Y es que se trata de un disco con claras inspiraciones en el cabaret y en el teatro musical: con drama y exageración y una performance de la que Bowie años después acabaría renegando, casi como si cumpliera la propia profecía de Ziggy, el protagonista. El álbum narra una historia, de forma no lineal, en la que sugiere el mito de una estrella de rock alienígena, Ziggy, que reflexiona sobre la juventud, la fama, la música y la identidad pop como salvación, pero también como autodestrucción. La identidad como máscara y la artificialidad del rock son explicadas en forma de tragedia marciana. Porque con Bowie la música ya no era solo música: era narrativa, búsqueda de la propia identidad, una forma de reflexionar sobre los grandes temas de la vida y un espacio creativo sin límites que incluía la ciencia ficción y el apocalipsis.

Con todo, su impacto cultural en su lanzamiento no se debió tanto a que musicalmente sea una propuesta revolucionaria. De hecho, a veces el personaje y la narrativa, aunque fragmentarias, pesan más que la música y eso se nota en algunas canciones que funcionan peor oídas de forma aislada.
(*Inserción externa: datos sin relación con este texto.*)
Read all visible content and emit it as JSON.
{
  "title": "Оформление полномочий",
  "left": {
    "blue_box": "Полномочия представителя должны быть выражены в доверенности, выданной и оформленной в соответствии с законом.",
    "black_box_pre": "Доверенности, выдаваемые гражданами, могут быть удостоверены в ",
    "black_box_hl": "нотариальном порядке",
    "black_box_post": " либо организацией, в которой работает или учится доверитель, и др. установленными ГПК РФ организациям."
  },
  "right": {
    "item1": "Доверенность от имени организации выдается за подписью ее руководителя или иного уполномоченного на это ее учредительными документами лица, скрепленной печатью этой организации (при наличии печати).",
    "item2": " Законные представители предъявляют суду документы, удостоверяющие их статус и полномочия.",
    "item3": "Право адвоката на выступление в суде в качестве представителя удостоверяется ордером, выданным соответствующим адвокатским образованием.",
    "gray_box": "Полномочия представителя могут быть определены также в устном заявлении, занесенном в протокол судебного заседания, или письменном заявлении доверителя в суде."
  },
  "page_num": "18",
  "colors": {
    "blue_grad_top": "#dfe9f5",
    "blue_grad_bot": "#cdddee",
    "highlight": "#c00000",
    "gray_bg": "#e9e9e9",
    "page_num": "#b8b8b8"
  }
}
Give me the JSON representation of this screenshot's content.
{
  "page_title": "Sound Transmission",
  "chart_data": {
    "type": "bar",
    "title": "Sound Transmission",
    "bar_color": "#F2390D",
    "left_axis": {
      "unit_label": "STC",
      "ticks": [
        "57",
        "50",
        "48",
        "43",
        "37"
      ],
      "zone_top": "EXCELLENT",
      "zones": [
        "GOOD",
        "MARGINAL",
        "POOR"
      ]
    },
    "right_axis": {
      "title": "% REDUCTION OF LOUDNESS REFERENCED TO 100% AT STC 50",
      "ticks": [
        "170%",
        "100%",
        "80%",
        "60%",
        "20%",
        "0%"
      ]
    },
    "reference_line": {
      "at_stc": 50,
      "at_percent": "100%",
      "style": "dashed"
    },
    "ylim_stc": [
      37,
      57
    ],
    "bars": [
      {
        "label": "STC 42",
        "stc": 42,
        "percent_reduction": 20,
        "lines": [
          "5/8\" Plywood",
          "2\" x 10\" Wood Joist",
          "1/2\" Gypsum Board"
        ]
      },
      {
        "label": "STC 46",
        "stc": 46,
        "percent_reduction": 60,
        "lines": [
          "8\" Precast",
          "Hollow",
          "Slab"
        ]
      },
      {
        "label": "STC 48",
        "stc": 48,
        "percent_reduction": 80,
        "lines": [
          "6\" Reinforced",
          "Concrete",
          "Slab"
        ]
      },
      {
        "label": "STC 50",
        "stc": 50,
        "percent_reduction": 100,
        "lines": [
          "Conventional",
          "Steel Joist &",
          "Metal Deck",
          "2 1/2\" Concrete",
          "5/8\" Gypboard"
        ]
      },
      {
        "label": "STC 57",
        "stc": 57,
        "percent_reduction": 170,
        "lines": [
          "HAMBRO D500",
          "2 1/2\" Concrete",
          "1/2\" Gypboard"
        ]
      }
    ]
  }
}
Además, el arco narrativo sobre Ziggy se presenta como completo, pero es irregular y puede perder intensidad dependiendo del corte. 

Musicalmente son relevantes la canción de su inicio con “Five Years”, como un crescendo apocalíptico, y la de su final catártico con “Rock ’n’ Roll Suicide”: dramáticas, teatrales y energéticas. Entre medias aparecen temas tan potentes y mesiánicos como la balada cósmica de “Moonage Daydream”; el pop luminoso de “Starman”; el riff glam de “Ziggy Stardust”; o el rock urgente de “Suffragette City”, mientras que el resto de singles, por comparación, puede resultar menos redondos.

Con todas las objeciones que se quiera, el álbum convirtió el rock en una obra total: creando un hilo conductor y un personaje para hablar de los temas sobre los que quería reflexionar el cantante. A la narrativa le incorporó moda, una imagen extravagante y una actitud provocativa y sexual, nada habitual en la época. La imagen de Bowie en “Top of the Pops” ese mismo año, con el cabello naranja, vestuario imposible, energía alienígena y mesiánica, y desafiando los roles de género desde la sensualidad, tuvo un amplio impacto 

Boqie convirtió la música en un artefacto pop para llamar la atención y plantear la reflexión sobre algunos temas es la clave. Y este álbum és clave para entender la explosión del cantante, un disco que supuso un punto de inflexión en su carrera y en la historia del rock.